For the treatment of small (up to 6 cm) isolated malignant neoplasms in:

• lungs: in the vast majority (up to 95%) it is possible effective use SLTT. This applies to both primary and secondary lung cancer.
• liver: primary and secondary with a tumor size of up to 6 cm in 90-100% of cases, SLTT is effectively treated.
• spine: 80-90% of paravertebral tumors succumb therapeutic effect SLTT.
• organs and tissues of the genitourinary system.

For palliative care for:

• inoperable cancer;
• metastases formed after application.

CPX application:

• small brain tumors;
• dysfunction of the brain.

Pros of SLTT and CPX:

• It is a non-invasive treatment that reduces side effects.
• Spot irradiation can reduce damage to healthy tissue to a minimum.
• In terms of effectiveness, SLTT and CPX are not inferior to surgical methods.

Limitations of SLTT and CPX:

• They require the use of high-precision technology, which is not available in every medical center.
• Quite high cost.

Stereotactic radiation therapy is usually performed in 1-5 radiation sessions over a period of 7-14 days.

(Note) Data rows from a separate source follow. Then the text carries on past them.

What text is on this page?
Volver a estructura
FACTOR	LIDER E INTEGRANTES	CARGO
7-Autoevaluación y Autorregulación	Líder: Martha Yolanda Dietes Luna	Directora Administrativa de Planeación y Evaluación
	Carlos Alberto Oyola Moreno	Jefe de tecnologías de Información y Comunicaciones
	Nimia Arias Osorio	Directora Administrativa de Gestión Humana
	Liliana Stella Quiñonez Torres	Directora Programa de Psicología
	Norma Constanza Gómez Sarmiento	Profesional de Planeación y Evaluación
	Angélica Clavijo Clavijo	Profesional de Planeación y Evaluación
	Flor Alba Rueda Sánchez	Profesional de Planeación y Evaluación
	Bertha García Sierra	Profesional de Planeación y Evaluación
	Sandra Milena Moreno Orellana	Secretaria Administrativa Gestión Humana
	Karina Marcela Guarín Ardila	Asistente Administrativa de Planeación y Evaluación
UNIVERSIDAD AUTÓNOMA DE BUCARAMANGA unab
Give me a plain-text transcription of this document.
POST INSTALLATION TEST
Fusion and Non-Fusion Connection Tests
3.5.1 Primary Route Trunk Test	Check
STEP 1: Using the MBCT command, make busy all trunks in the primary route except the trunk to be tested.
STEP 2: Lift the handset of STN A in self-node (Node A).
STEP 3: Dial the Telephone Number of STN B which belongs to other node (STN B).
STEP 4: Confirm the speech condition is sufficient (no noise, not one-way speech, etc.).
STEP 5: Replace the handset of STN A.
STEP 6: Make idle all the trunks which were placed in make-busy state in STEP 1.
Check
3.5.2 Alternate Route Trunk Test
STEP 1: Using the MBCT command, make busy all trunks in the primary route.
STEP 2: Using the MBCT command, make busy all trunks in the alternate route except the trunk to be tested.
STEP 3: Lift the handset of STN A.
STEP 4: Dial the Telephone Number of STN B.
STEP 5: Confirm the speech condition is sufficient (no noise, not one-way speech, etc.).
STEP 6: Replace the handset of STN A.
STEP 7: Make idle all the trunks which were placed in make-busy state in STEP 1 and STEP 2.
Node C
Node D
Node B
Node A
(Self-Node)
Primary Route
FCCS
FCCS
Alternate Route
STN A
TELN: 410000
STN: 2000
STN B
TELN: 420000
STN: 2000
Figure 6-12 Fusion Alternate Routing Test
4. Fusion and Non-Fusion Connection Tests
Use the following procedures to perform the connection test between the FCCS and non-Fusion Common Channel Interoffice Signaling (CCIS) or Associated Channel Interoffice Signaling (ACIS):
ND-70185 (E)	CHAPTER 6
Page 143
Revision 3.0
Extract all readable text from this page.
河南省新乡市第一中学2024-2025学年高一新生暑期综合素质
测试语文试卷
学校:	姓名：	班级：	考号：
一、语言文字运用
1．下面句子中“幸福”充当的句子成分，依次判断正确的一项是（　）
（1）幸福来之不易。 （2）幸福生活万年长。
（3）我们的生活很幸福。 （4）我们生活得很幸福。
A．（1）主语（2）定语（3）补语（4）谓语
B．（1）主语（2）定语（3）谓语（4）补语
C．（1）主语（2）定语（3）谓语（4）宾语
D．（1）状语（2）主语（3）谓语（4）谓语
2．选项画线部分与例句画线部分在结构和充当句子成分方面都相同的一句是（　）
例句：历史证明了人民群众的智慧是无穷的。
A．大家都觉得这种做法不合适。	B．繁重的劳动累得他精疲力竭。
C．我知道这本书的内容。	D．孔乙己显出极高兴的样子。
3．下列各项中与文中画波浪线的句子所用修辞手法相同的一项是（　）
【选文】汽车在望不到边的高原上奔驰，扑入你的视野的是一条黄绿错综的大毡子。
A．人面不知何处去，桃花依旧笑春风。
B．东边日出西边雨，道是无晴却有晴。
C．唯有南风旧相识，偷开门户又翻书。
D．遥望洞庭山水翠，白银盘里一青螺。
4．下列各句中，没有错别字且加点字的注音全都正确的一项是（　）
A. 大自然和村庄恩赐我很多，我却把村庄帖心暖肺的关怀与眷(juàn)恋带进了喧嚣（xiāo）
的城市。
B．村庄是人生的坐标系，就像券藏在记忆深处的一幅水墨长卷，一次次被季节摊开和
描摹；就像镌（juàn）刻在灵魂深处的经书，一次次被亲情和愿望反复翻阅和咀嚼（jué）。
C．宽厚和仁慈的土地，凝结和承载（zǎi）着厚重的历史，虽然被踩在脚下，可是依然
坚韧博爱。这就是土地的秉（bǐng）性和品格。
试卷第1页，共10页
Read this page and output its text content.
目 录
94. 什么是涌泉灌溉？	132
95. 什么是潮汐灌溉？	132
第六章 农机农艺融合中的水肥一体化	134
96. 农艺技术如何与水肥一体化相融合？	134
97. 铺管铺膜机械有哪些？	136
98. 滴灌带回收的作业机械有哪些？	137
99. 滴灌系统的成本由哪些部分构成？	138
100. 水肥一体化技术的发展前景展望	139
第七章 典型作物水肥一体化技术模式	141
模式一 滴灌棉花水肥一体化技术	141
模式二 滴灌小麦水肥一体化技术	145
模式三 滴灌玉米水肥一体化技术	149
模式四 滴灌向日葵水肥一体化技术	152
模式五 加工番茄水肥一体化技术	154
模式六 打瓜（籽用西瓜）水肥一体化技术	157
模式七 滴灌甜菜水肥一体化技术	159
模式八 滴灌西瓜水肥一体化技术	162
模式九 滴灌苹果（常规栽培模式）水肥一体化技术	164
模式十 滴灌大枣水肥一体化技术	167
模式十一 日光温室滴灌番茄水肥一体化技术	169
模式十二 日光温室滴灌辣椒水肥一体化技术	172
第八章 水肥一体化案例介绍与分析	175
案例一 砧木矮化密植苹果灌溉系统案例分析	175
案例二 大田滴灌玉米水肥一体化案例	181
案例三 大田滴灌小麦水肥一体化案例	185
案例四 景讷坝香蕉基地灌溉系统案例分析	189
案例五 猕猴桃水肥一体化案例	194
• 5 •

Israeli doctors recommend several sessions of irradiation for tumors larger than 2.5 cm, so that the affected healthy tissues have time to recover during the interval between irradiation. This separation of sessions is called fractional stereotaxic radiosurgery.

Stages of SLTT and CPX

1. Consultation with an oncologist
2. Simulation of radiation with the aim of adjusting the beam in relation to the location of the tumor and the location of the patient's body.
3. CT of the site of the forthcoming exposure. For areas in the lungs and liver in Israel, a four-dimensional CT scan is used, which tracks the movement of the tumor during breathing. Volumetric visualization of the shape, location of the tumor, as well as related physiological characteristics used to plan upcoming therapy.
4. Drawing up a therapy plan: selection of the shape of the beam, the number of sessions, if necessary, additional imaging of the tumor: MRI, PET.
5. The actual radiation therapy session using a linear accelerator (LINAC). The patient is rigidly fixed in order to avoid accidental body movements: the radiation beams must hit exactly the specific area at different angles. In Israel, a patient-friendly Body Frame retainer is used. In addition, when working with a tumor. Located in areas where it moves when the patient breathes: lungs, abdomen etc., the technique of synchronization with breathing is used, when irradiation is performed only on inhalation / exhalation for the most targeted hit of the pathology area and preservation of undamaged tissues. The duration of the session is about 40 minutes.
6. During therapy, fluoroscopy helps to simultaneously check the effectiveness of treatment and make adjustments if necessary.